An aromatic Norfolk farm is investing almost £250,000 to double the capacity of its essential oils business – a valuable diversification which helped it “weather the storm” while traditional crops struggled.
Ken Goodger and his family grow 100 acres of herbs including chamomile, clary sage, hemp, hyssop, yarrow, peppermint, angelica and lovage which are distilled into essential oils for perfumes, aromatherapy and body products and sold to customers around the world.
While more conventional arable enterprises are coping with the financial impacts of a poor harvest and Brexit uncertainties, Norfolk Essential Oils, based at Welney near Wisbech, is gearing up for an ambitious expansion to increase the company’s £700,000 turnover by another £450,000 per year.
The Goodger family have secured a £97,000 grant from the Rural Development Programme for England to pay for 40pc of a project to upgrade their purpose-built steam distillation plant with two new vats, a clean room for storing oils, and a conditioning floor to improved the quality and minimise deterioration of their finished product.
Mr Goodger said the ability to add value to high-quality end products has been an important factor in safeguarding the income of the wider farm – which also grows potatoes, sugar beet, wheat, barley and spring beans across its 750 acres.
“We have spread the risk,” he said. “The essential oils are the only products we grow that we can set the price for. For everything else, we are told by the buyer what they are going to pay us, and if you don’t take it, you don’t sell it.
“We are not growing just one crop and we are not selling just one product. We are just about to launch a body lotion and a cleanser, so we want to have our own cosmetic range with our own product in it.
“The advantage we have with the products we produce in the distillery, over the products we produce for people to eat, is that the products we produce in the distillery can be stored in a can for 10 years if we had to, without degrading.
“You can’t store a crop if potatoes for 10 years. So we can manage the risk. We can ride out any troughs there are and we can afford not to sell it at a loss.”
READ MORE: Farm swaps food crops for grassland and glamping to sustain its futureNorfolk Essential Oils started in 1996 as part of an initiative to find new revenue streams for Norfolk County Farms tenants, making them less reliant on volatile commodity prices and subsidies.
From an initial trial plot of five acres, Mr Goodger said the company has “grown faster than I possibly could have expected”, and now sells to wholesalers and end users in New Zealand, Australia, Thailand, Taiwan, China, the Americas and throughout Europe.
He said revenue was damaged by the coronavirus pandemic, as perfume sales were hit by lockdown high street closures and the loss of duty-free sales at airports – although online aromatherapy orders grew while people stayed at home.
“At the same time in March/April we had 50 acres’ worth of chamomile plants ready to plant,” he added. “Covid started and, of course, you cannot put people side by side on the planting machine so we were told: it is not food, you cannot plant it, you are going to have to dump it.
“We were lucky, we negotiated with the nursery and they took the plants back and we split the cost. We are talking about £15,000 of plants. It just goes to show that every business was affected in some shape or form.”
Mr Goodger, who runs the business with his wife Debra, son Sean and daughter Kim, said trade had returned in the last couple of months as consumer buying habits had evolved. “In fact, we have never been so busy, the phones have been ringing off the hook,” he said.
The grant application was handled by Katie Hilton, associate at property agency Cheffins, who said: “The Goodgers are the most diverse provider of essential oils in the UK and this has allowed them to weather the storm of decreased yields across traditional crops this harvest.

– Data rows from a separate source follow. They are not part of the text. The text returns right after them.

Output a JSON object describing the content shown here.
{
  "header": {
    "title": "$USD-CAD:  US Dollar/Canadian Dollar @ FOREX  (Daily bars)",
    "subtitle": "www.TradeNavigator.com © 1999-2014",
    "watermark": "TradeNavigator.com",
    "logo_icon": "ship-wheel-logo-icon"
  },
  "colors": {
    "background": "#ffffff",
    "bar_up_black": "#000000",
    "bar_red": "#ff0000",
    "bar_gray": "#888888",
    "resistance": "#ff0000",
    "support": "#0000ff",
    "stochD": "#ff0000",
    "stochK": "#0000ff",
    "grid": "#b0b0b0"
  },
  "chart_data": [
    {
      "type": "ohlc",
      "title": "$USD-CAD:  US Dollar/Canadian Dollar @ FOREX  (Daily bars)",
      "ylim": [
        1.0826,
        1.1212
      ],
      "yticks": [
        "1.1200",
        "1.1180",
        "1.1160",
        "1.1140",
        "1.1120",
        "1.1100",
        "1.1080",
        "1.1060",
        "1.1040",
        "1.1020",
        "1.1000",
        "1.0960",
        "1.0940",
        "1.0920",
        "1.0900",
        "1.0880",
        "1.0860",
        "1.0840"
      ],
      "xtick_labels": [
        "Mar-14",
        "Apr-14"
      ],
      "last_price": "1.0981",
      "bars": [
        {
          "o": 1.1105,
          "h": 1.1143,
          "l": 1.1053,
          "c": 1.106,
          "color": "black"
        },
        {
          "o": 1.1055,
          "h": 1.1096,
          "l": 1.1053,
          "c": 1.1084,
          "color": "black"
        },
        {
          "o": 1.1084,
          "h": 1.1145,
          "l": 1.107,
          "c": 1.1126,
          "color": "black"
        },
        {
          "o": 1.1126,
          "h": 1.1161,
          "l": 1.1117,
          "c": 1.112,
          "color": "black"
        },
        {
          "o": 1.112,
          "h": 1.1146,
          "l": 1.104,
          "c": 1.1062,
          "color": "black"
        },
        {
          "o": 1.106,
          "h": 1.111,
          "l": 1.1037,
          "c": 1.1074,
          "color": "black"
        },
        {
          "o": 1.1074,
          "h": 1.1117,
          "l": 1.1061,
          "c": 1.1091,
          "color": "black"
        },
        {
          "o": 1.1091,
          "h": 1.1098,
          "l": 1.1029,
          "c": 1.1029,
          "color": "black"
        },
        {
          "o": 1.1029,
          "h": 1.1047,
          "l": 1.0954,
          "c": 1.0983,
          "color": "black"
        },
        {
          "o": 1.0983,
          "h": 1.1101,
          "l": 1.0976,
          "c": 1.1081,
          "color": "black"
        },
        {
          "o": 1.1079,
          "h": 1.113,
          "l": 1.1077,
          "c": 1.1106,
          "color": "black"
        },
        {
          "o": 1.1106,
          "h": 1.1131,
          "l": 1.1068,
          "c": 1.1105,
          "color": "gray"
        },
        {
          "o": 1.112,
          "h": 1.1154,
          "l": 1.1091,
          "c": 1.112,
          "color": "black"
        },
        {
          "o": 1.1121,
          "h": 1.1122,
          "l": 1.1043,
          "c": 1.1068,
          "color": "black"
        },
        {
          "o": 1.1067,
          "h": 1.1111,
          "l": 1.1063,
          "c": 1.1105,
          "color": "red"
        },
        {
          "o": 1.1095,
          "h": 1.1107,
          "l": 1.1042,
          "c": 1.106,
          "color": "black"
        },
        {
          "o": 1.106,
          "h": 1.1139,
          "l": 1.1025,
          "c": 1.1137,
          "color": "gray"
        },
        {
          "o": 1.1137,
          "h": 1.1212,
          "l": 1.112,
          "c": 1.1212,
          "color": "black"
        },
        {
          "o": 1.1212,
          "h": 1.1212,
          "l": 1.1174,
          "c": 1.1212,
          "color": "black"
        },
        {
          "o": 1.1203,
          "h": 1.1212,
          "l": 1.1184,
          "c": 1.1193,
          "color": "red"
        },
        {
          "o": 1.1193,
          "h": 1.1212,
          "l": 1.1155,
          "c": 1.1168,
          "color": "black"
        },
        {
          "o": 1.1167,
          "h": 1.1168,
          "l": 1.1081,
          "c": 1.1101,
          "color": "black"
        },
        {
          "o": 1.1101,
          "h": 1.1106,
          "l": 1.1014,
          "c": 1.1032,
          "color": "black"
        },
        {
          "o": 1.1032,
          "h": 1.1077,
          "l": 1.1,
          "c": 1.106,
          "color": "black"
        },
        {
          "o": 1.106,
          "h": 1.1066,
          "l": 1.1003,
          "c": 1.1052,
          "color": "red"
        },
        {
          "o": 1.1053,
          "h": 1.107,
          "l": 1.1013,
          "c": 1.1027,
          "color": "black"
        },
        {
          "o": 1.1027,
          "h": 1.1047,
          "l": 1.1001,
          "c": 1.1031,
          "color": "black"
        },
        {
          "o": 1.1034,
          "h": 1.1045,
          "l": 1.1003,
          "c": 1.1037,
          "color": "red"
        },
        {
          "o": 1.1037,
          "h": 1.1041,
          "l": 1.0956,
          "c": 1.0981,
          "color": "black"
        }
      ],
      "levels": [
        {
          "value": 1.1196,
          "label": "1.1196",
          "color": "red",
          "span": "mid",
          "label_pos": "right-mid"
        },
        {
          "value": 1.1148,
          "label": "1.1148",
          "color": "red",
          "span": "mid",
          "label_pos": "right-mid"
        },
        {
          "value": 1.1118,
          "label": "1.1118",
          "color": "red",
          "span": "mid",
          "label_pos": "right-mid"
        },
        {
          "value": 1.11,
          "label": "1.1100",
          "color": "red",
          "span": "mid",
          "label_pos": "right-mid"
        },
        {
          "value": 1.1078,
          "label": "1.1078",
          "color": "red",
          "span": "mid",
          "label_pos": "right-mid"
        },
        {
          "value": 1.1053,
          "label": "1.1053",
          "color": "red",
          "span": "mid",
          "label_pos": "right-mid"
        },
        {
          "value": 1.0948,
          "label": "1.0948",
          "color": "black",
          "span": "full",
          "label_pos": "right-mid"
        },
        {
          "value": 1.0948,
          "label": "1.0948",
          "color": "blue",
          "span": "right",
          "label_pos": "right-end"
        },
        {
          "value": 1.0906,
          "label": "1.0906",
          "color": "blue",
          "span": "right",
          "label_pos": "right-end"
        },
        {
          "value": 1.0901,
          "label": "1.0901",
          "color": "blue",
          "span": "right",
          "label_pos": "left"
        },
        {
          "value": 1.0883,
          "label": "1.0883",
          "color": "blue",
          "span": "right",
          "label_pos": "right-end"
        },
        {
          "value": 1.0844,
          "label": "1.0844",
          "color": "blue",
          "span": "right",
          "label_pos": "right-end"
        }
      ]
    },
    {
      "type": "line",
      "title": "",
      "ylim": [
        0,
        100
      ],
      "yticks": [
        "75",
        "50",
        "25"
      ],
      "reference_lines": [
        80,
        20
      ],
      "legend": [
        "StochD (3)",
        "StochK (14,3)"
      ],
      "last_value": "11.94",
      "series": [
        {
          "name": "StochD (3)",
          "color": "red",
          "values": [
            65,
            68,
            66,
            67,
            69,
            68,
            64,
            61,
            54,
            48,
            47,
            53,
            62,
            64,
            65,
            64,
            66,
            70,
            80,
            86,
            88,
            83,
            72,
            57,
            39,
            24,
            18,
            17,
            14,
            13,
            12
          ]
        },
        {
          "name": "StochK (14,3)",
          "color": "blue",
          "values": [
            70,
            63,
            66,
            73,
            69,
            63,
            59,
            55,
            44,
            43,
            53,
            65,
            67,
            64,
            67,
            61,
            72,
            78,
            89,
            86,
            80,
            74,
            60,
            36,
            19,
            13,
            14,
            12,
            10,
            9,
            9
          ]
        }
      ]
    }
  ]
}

“Before embarking on expansion following being awarded the grant, the Norfolk Essential Oils business was struggling to keep up with demand, particularly as the some of their largest wholesale customers looked to scale up their requirements. Ken and his family are now able to supply some of the biggest wholesalers of these products to the cosmetic, food, flavour and fragrance and health and wellness industries.
“Whilst a combination of a poor harvest, Covid and lengthy Brexit negotiations have all hit farmers hard over the past year, Norfolk Essential Oils has bucked the trend with sales remaining firm.”